SINA TAYYEBI NIA, Nazifa Sayeed, Namrata Shanmukh Panji, Chenyang Bi, Gabriel Isaacman-VanWertz, Virginia Tech

     Abstract Number: 582
     Working Group: Advancing Aerosol Science through Data Analysis Tools

Abstract
Natural biogenic and anthropogenic sources continuously emit reactive volatile organic compounds (VOCs) into the atmosphere, where they undergo oxidation to form oxygenated VOCs and secondary organic aerosol (SOA). Quantifying their concentration and chemical composition is crucial for constraining the formation pathways and loadings of secondary aerosols. Using ~5 years of in-canopy concentration measurements from a tower at a mixed-forest site in central Virginia, we examine discrepancies between modeled emissions and real-world observations of concentrations.

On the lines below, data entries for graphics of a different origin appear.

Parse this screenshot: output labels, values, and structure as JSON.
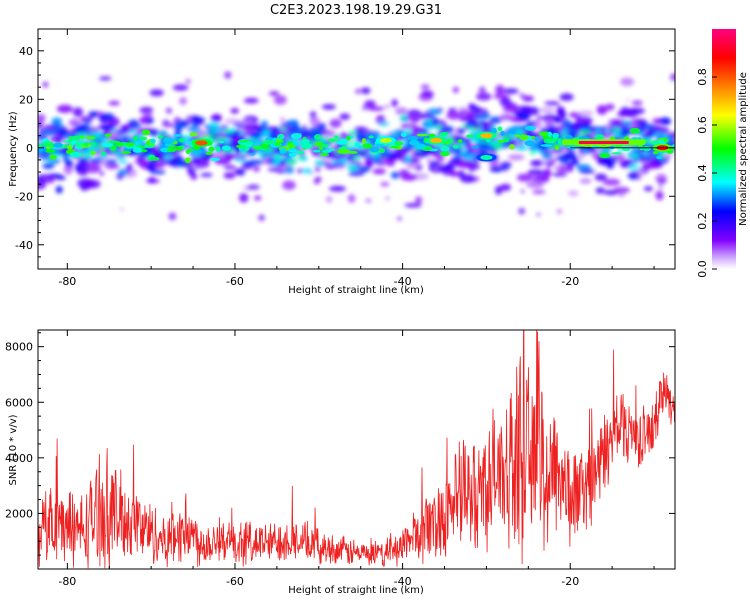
{
  "title": "C2E3.2023.198.19.29.G31",
  "chart_data": [
    {
      "type": "heatmap",
      "xlabel": "Height of straight line (km)",
      "ylabel": "Frequency (Hz)",
      "xlim": [
        -83.5,
        -7.5
      ],
      "ylim": [
        -50,
        49
      ],
      "xticks": [
        -80,
        -60,
        -40,
        -20
      ],
      "yticks": [
        -40,
        -20,
        0,
        20,
        40
      ],
      "colorbar": {
        "label": "Normalized spectral amplitude",
        "range": [
          0,
          1
        ],
        "ticks": [
          0.0,
          0.2,
          0.4,
          0.6,
          0.8
        ],
        "tick_labels": [
          "0.0",
          "0.2",
          "0.4",
          "0.6",
          "0.8"
        ],
        "colormap": [
          "#ffffff",
          "#8000ff",
          "#0000ff",
          "#00ffff",
          "#00ff00",
          "#ffff00",
          "#ff8000",
          "#ff0000",
          "#ff0080"
        ]
      },
      "band_center_hz": [
        {
          "x": -83,
          "y": 1
        },
        {
          "x": -75,
          "y": 1
        },
        {
          "x": -65,
          "y": 1
        },
        {
          "x": -55,
          "y": 1
        },
        {
          "x": -45,
          "y": 1
        },
        {
          "x": -38,
          "y": 2
        },
        {
          "x": -30,
          "y": 4
        },
        {
          "x": -25,
          "y": 4
        },
        {
          "x": -20,
          "y": 2
        },
        {
          "x": -10,
          "y": 1
        },
        {
          "x": -8,
          "y": 0
        }
      ],
      "hotspots": [
        {
          "x": -64,
          "y": 2,
          "amp": 0.8
        },
        {
          "x": -18,
          "y": 2,
          "amp": 0.95
        },
        {
          "x": -16,
          "y": 2,
          "amp": 0.95
        },
        {
          "x": -9,
          "y": 0,
          "amp": 0.9
        },
        {
          "x": -30,
          "y": 5,
          "amp": 0.7
        },
        {
          "x": -36,
          "y": 3,
          "amp": 0.7
        },
        {
          "x": -30,
          "y": -4,
          "amp": 0.4
        },
        {
          "x": -42,
          "y": 3,
          "amp": 0.6
        }
      ]
    },
    {
      "type": "line",
      "xlabel": "Height of straight line (km)",
      "ylabel": "SNR (10 * v/v)",
      "xlim": [
        -83.5,
        -7.5
      ],
      "ylim": [
        0,
        8600
      ],
      "xticks": [
        -80,
        -60,
        -40,
        -20
      ],
      "yticks": [
        2000,
        4000,
        6000,
        8000
      ],
      "series": [
        {
          "color": "#ee2020",
          "x": [
            -83.5,
            -82,
            -80,
            -78,
            -76,
            -75,
            -74,
            -72,
            -70,
            -68,
            -66,
            -64,
            -62,
            -60,
            -58,
            -56,
            -54,
            -52,
            -50,
            -48,
            -46,
            -44,
            -42,
            -40,
            -38,
            -36,
            -34,
            -32,
            -30,
            -28,
            -26,
            -25,
            -24,
            -23,
            -22,
            -20,
            -18,
            -16,
            -14,
            -13,
            -12,
            -10,
            -9,
            -8,
            -7.5
          ],
          "y": [
            1200,
            1800,
            1500,
            1400,
            2300,
            2000,
            1900,
            1700,
            1300,
            1000,
            1500,
            900,
            1100,
            800,
            1000,
            900,
            1100,
            1000,
            800,
            700,
            600,
            500,
            500,
            900,
            1300,
            1700,
            2500,
            2600,
            3100,
            3500,
            4200,
            3600,
            5000,
            3000,
            4000,
            2500,
            3000,
            4000,
            5400,
            5000,
            4700,
            5000,
            6500,
            6000,
            6000
          ],
          "noise": [
            1100,
            1400,
            1300,
            1300,
            2000,
            2200,
            1600,
            1300,
            1100,
            900,
            1200,
            800,
            800,
            700,
            800,
            700,
            800,
            700,
            600,
            500,
            500,
            400,
            400,
            700,
            1000,
            1400,
            1800,
            2000,
            2200,
            2500,
            3300,
            3300,
            3500,
            2800,
            2500,
            1700,
            1500,
            1500,
            1300,
            1200,
            1000,
            1000,
            900,
            700,
            700
          ]
        }
      ]
    }
  ]
}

We apply machine-learning approaches (Random Forest, feature importance) (i) uncover seasonal and regime-specific patterns in the measurement record, (ii) train predictive models for individual biogenic VOC species, and (iii) identify specific environmental drivers that current emissions models may not fully capture. Perhaps unsurprisingly, with sufficient training data, machine-learning models outperform these conventional mechanistic approaches in predicting VOC concentrations; we use this model to examine the ability to predict future periods beyond the training data set and examine differences between mechanistic and machine-learning models. Permutation and feature importance analyses reveal that the variables explaining VOC variability in our measurements are not entirely captured by conventional emissions and chemistry models (e.g., the importance of humidity and soil parameters is higher than expected for certain VOCs). To understand the impacts of these discrepancies on aerosol formation, we are implementing the SAPRC MechGen mechanism generator in an automated way into a 0-d dimensional box model alongside dry- and wet-deposition modules to include a far larger array of chemical pathways and aerosol precursors than previously possible. This addition improves detailed modeling of the impacts of changes in emissions and will enable studies of future emission scenarios, as well as the impact of meteorology on multi-generational chemistry.